Paul R. Newman, senior vice president of Duke’s physician practice, the Private Diagnostic Clinic (PDC), said that today, family medicine is a very important part of the medical center, citing the training program and the department’s community- and school-based clinics.
“I think we’d be in trouble without family medicine, absolutely, as a system,” Newman said. “They have an important function and I think a lot of people won’t even remember the fight that took place or the debate [in 1985], and would probably be shocked to understand that was actually out there at that time.”
Michener said that the department, since its founding in 1966, has always had a role as a change agent and that sometimes puts you in tough situations.
“We have been through those tough times and I think made the right choices,” Michener said. “We helped the institution and the discipline adapt to a future that’s very different than … when the department started.”
Where are they now?
E. Harvey Estes, Jr., M.D.
Estes retired from Duke in 1990 at age 65 to head a new program at the North Carolina Medical Society Foundation in Raleigh, a position he kept until 2000. More recently he has returned to his cardiology roots, doing research and reviewing articles for medical journals.
In December, he published “Individual components of the Romhilt-Estes left ventricular hypertrophy score differ in their prediction of cardiovascular events: The Atherosclerosis Risk in Communities (ARIC) study,” in the American Heart Journal.
Read more about Estes’ recent work.
George R. Parkerson Jr., M.D.
Parkerson resigned as chair of the Department of Community and Family Medicine in 1994, but continued working at Duke full-time.
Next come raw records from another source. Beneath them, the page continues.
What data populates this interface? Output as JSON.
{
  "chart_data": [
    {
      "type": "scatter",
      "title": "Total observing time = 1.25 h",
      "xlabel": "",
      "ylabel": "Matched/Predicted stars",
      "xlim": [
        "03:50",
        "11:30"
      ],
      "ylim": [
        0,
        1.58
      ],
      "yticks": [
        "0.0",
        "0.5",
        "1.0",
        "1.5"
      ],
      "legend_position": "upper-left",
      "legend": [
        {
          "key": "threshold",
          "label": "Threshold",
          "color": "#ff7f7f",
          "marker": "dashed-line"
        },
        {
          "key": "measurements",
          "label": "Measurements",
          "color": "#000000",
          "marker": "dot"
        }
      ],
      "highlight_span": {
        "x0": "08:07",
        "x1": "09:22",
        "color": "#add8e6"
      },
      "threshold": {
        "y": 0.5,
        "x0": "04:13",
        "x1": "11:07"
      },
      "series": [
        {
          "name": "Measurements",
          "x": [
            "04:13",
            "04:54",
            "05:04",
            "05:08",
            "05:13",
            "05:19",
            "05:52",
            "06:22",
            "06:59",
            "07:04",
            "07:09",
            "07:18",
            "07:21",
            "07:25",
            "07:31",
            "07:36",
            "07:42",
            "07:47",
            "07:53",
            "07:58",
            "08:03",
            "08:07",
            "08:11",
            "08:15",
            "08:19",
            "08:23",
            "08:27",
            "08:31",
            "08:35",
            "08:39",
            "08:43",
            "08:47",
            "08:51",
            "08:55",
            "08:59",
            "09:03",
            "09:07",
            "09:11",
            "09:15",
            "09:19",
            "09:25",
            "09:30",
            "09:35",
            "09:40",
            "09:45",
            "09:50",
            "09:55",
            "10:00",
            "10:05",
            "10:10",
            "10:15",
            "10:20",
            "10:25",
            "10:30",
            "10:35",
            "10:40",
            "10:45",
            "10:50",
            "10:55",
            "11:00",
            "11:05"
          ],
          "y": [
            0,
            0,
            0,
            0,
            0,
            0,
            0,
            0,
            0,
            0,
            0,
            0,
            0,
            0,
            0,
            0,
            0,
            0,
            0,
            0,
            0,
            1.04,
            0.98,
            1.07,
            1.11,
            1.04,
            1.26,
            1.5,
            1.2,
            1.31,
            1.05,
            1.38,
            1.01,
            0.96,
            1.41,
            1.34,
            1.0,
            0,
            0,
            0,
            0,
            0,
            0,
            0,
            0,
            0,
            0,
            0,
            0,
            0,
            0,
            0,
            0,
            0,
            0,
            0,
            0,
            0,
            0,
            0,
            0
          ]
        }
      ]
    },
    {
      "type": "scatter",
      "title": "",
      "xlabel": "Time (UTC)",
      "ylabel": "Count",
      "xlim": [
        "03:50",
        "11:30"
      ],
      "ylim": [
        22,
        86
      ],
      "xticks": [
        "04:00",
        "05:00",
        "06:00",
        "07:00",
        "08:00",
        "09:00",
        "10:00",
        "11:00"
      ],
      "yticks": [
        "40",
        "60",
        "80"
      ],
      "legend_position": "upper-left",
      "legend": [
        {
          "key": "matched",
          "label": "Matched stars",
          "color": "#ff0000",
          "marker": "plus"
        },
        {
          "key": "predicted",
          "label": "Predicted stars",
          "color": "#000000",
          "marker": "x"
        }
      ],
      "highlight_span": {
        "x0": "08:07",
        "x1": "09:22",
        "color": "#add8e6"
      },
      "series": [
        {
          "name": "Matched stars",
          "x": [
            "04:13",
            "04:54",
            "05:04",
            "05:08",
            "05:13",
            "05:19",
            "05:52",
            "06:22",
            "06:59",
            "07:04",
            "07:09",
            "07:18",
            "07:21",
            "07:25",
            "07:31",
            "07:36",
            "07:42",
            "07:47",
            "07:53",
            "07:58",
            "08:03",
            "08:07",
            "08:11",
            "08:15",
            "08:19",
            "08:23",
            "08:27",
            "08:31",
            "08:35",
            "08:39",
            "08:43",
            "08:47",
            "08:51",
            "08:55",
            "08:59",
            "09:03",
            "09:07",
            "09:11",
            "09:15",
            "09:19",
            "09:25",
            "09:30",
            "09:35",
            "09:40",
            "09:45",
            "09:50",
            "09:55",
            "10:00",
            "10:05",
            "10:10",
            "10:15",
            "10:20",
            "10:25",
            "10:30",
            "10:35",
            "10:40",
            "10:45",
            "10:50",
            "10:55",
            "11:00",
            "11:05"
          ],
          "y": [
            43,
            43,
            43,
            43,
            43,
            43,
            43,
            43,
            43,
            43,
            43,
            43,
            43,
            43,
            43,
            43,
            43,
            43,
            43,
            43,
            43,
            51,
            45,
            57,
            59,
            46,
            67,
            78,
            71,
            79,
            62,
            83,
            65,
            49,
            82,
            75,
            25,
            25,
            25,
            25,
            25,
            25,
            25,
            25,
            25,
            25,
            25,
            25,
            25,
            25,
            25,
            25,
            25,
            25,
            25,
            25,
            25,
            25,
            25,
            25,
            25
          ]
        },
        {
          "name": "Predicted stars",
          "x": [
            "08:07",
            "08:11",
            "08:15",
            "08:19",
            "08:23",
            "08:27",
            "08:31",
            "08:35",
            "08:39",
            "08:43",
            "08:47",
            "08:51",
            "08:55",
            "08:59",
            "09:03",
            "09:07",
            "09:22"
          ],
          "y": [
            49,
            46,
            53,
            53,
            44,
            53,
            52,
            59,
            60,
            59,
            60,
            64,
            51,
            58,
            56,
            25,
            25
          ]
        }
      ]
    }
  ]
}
He conducted research with the department until 2000, then became one of the chairs of the Duke University Health System Institutional Review Board (IRB). In 2015, he returned to the Department of Community and Family Medicine to get more involved with the work the department was doing in the community and with population health.
His current project is with Howard J. Eisenson, M.D., and the Lincoln Community Health Center (LCHC). Parkerson and Eisenson have created a short, practical tool for assessing population health. The 15-item, voluntary questionnaire will evaluate information such as employment, economic circumstances and housing for a sample of 500 patients at LCHC.
Learn more about the Duke Population Health Profile.
Joseph Greenfield, Jr., M.D.
Greenfield, James B. Duke Professor of Medicine, was chair of the Department of Medicine from 1983 to 1995. He currently works half-time at the Durham VA Medical Center reading electrocardiograms.
David Sabiston, Jr., M.D.
Sabiston was chair of the Department of Surgery for 30 years, retiring from Duke in 1994. He died in January 2009 at the age of 84.
William Anlyan, M.D.
Anlyan served as the dean of the School of Medicine and chancellor of health affairs from 1964 to 1988. He died in January 2016 at the age of 90.